Carlos from Texas writes…
Greetings fellow geeks and dads,
Loved your review of Space Hulk. So glad to see that the game is playable with kids! I love miniatures (Warhammer, mostly) and want to play with my son, age 5. I don’t want him to play with the Warhammer, however, because I don’t think he’ll treat them with the proper respect that they deserve. After spending hours painting the miniatures, you understand my hesitation to put them in the sticky hands of a 5 year old.
But I want to play miniature games with him! Do you have any other game suggestions that would be fun to play with kids around my son’s age that use miniatures? Space Hulk is very expensive and very hard to find. I need alternatives!

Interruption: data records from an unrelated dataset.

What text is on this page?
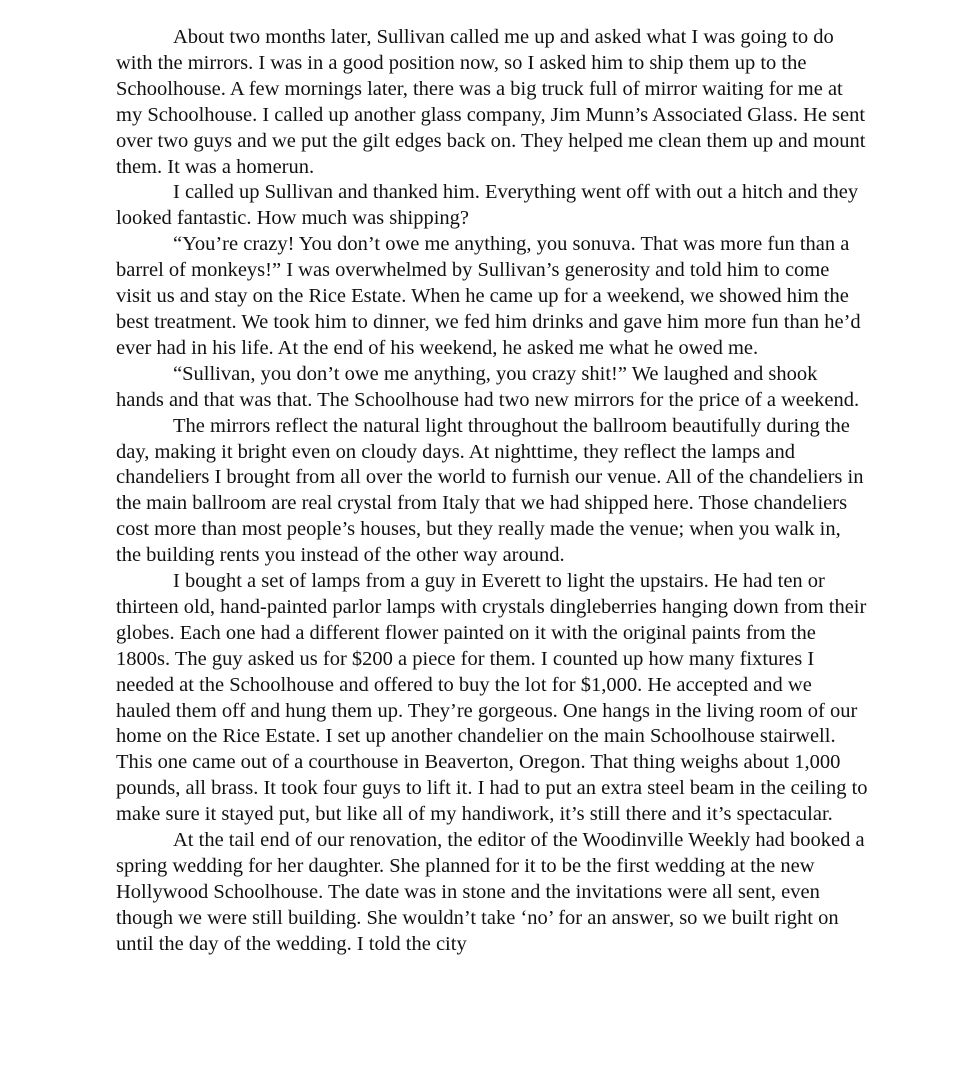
About two months later, Sullivan called me up and asked what I was going to do with the mirrors. I was in a good position now, so I asked him to ship them up to the Schoolhouse. A few mornings later, there was a big truck full of mirror waiting for me at my Schoolhouse. I called up another glass company, Jim Munn’s Associated Glass. He sent over two guys and we put the gilt edges back on. They helped me clean them up and mount them. It was a homerun.

I called up Sullivan and thanked him. Everything went off with out a hitch and they looked fantastic. How much was shipping?

“You’re crazy! You don’t owe me anything, you sonuva. That was more fun than a barrel of monkeys!” I was overwhelmed by Sullivan’s generosity and told him to come visit us and stay on the Rice Estate. When he came up for a weekend, we showed him the best treatment. We took him to dinner, we fed him drinks and gave him more fun than he’d ever had in his life. At the end of his weekend, he asked me what he owed me.

“Sullivan, you don’t owe me anything, you crazy shit!” We laughed and shook hands and that was that. The Schoolhouse had two new mirrors for the price of a weekend.

The mirrors reflect the natural light throughout the ballroom beautifully during the day, making it bright even on cloudy days. At nighttime, they reflect the lamps and chandeliers I brought from all over the world to furnish our venue. All of the chandeliers in the main ballroom are real crystal from Italy that we had shipped here. Those chandeliers cost more than most people’s houses, but they really made the venue; when you walk in, the building rents you instead of the other way around.

I bought a set of lamps from a guy in Everett to light the upstairs. He had ten or thirteen old, hand-painted parlor lamps with crystals dingleberries hanging down from their globes. Each one had a different flower painted on it with the original paints from the 1800s. The guy asked us for $200 a piece for them. I counted up how many fixtures I needed at the Schoolhouse and offered to buy the lot for $1,000. He accepted and we hauled them off and hung them up. They’re gorgeous. One hangs in the living room of our home on the Rice Estate. I set up another chandelier on the main Schoolhouse stairwell. This one came out of a courthouse in Beaverton, Oregon. That thing weighs about 1,000 pounds, all brass. It took four guys to lift it. I had to put an extra steel beam in the ceiling to make sure it stayed put, but like all of my handiwork, it’s still there and it’s spectacular.

At the tail end of our renovation, the editor of the Woodinville Weekly had booked a spring wedding for her daughter. She planned for it to be the first wedding at the new Hollywood Schoolhouse. The date was in stone and the invitations were all sent, even though we were still building. She wouldn’t take ‘no’ for an answer, so we built right on until the day of the wedding. I told the city
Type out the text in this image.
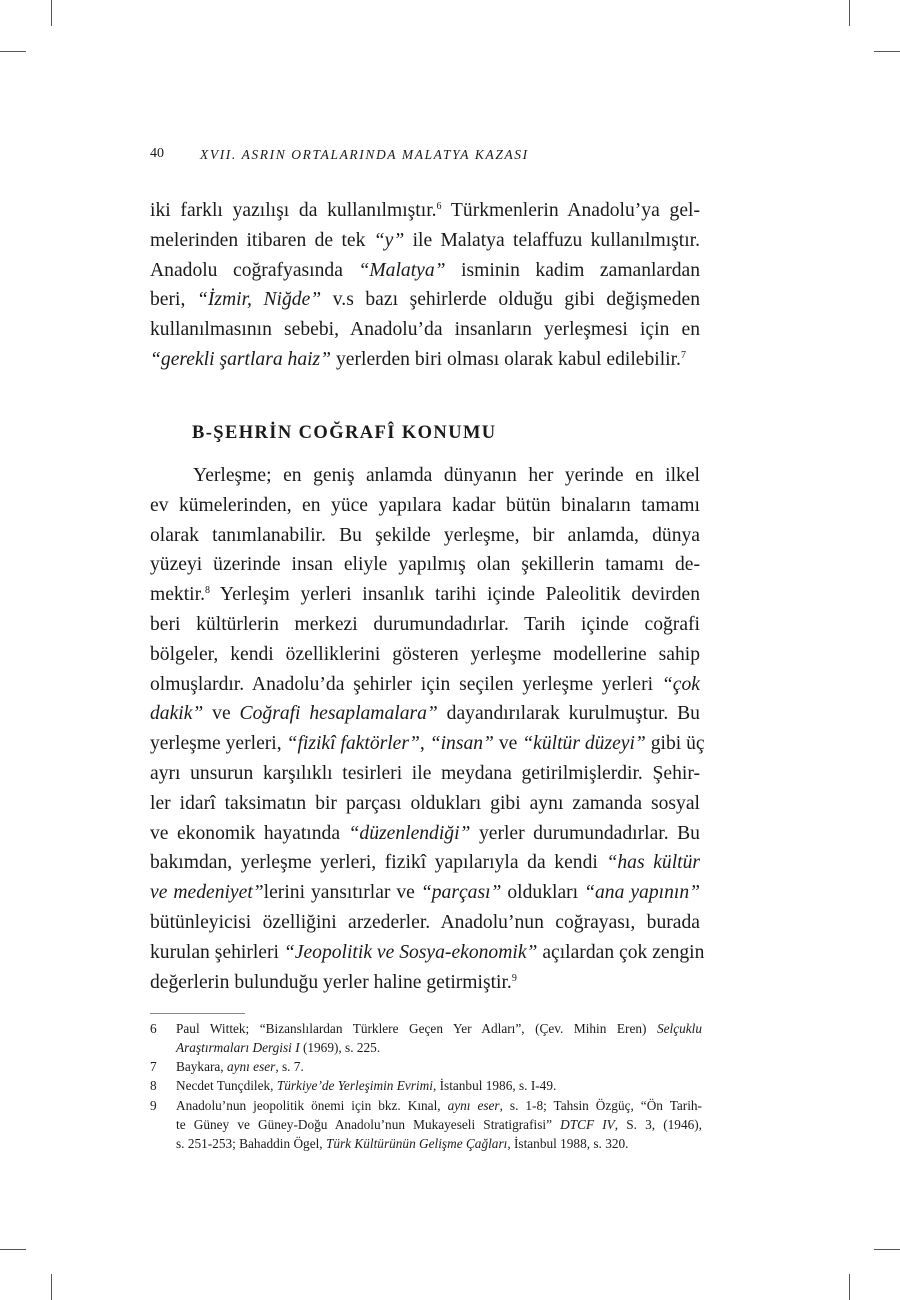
40	XVII. ASRIN ORTALARINDA MALATYA KAZASI
iki farklı yazılışı da kullanılmıştır.$^6$ Türkmenlerin Anadolu’ya gel-
melerinden itibaren de tek “y” ile Malatya telaffuzu kullanılmıştır.
Anadolu coğrafyasında “Malatya” isminin kadim zamanlardan
beri, “İzmir, Niğde” v.s bazı şehirlerde olduğu gibi değişmeden
kullanılmasının sebebi, Anadolu’da insanların yerleşmesi için en
“gerekli şartlara haiz” yerlerden biri olması olarak kabul edilebilir.$^7$
B-ŞEHRİN COĞRAFÎ KONUMU
Yerleşme; en geniş anlamda dünyanın her yerinde en ilkel
ev kümelerinden, en yüce yapılara kadar bütün binaların tamamı
olarak tanımlanabilir. Bu şekilde yerleşme, bir anlamda, dünya
yüzeyi üzerinde insan eliyle yapılmış olan şekillerin tamamı de-
mektir.$^8$ Yerleşim yerleri insanlık tarihi içinde Paleolitik devirden
beri kültürlerin merkezi durumundadırlar. Tarih içinde coğrafi
bölgeler, kendi özelliklerini gösteren yerleşme modellerine sahip
olmuşlardır. Anadolu’da şehirler için seçilen yerleşme yerleri “çok
dakik” ve Coğrafi hesaplamalara” dayandırılarak kurulmuştur. Bu
yerleşme yerleri, “fizikî faktörler”, “insan” ve “kültür düzeyi” gibi üç
ayrı unsurun karşılıklı tesirleri ile meydana getirilmişlerdir. Şehir-
ler idarî taksimatın bir parçası oldukları gibi aynı zamanda sosyal
ve ekonomik hayatında “düzenlendiği” yerler durumundadırlar. Bu
bakımdan, yerleşme yerleri, fizikî yapılarıyla da kendi “has kültür
ve medeniyet”lerini yansıtırlar ve “parçası” oldukları “ana yapının”
bütünleyicisi özelliğini arzederler. Anadolu’nun coğrayası, burada
kurulan şehirleri “Jeopolitik ve Sosya-ekonomik” açılardan çok zengin
değerlerin bulunduğu yerler haline getirmiştir.$^9$
6 Paul Wittek; “Bizanslılardan Türklere Geçen Yer Adları”, (Çev. Mihin Eren) Selçuklu
Araştırmaları Dergisi I (1969), s. 225.
7 Baykara, aynı eser, s. 7.
8 Necdet Tunçdilek, Türkiye’de Yerleşimin Evrimi, İstanbul 1986, s. I-49.
9 Anadolu’nun jeopolitik önemi için bkz. Kınal, aynı eser, s. 1-8; Tahsin Özgüç, “Ön Tarih-
te Güney ve Güney-Doğu Anadolu’nun Mukayeseli Stratigrafisi” DTCF IV, S. 3, (1946),
s. 251-253; Bahaddin Ögel, Türk Kültürünün Gelişme Çağları, İstanbul 1988, s. 320.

Carlos, thanks for the complement and your question. It is great to see that there are other parents looking to the tabletop gaming hobby to maintain a good relationship with their kids and teaching them some valuable life lessons!
I get the idea from your post that you are looking for a confrontational (battle) game that can be scaled down to your son’s level, gives a good tactile feel, has great aesthetic looks, and flat out fun and engaging. I understand your dilemma, as five-years old is an odd age when it comes to playing miniature games.
When my son was five, I could trust him to not put the dice in his mouth, yet he was not yet at the age where he understood how delicate “Daddy’s toys” were. At five-years old, I had to resort to more robust components or ones I would not be at a loss should damage occur. Now that he is six, there is an additional level of maturity where I can trust him to play nicely with my supervision.
Great Games, Bad Market
Miniatures games come in various levels of quality and rule depth. Unfortunately, they can also go out of print if the market does not support them. For example, Heroscape has recently been put on the chopping block but you can still find Master Sets in larger department stores as well as places like Amazon.com.
Heroscape is my first recommendation as it can scale with your son’s age. Using the basic rules, the game eliminates the special powers and assigns each model 1 hit point. The game comes with inter-locking terrain that allows you and your son to customize your battlefield. The terrain is hex-based, meaning no measuring is required, and each model has an assigned number value that specifies the model’s movement and combat range, if applicable. Additional models sold are not in blind packs, so you know what you are getting.
Again, Heroscape has been discontinued by Wizards of the Coast making general availability limited and the listed price can vary from clearance to outright gouging.
There’s No School Like Old School
You mentioned that you are a Warhammer player. Chances are your son already has some plastic army men, which provides familiarity for both of you on different levels. Assuming you do not have any sets of little green plastic army men, they can be purchased at places like Target and Walmart. Some even include things like tanks and cannons. This provides you with a method to teach him some of the basic Warhammer rules while using the green army men as proxies, or better yet, an opportunity to design a new Codex!
I did this same thing with my son when he was younger, using simple rules from the game of Risk. Movement was not really regulated. For combat, we simply rolled buckets of dice (kids love that!) and compared highest die rolls. Tanks got more dice than infantry, but other than that, the rules were pretty simple and he could feel free to knock my guys over should he roll well.
I think any of these options will provide fun for the both of you. Feel free to write us back letting us know what you did and the results!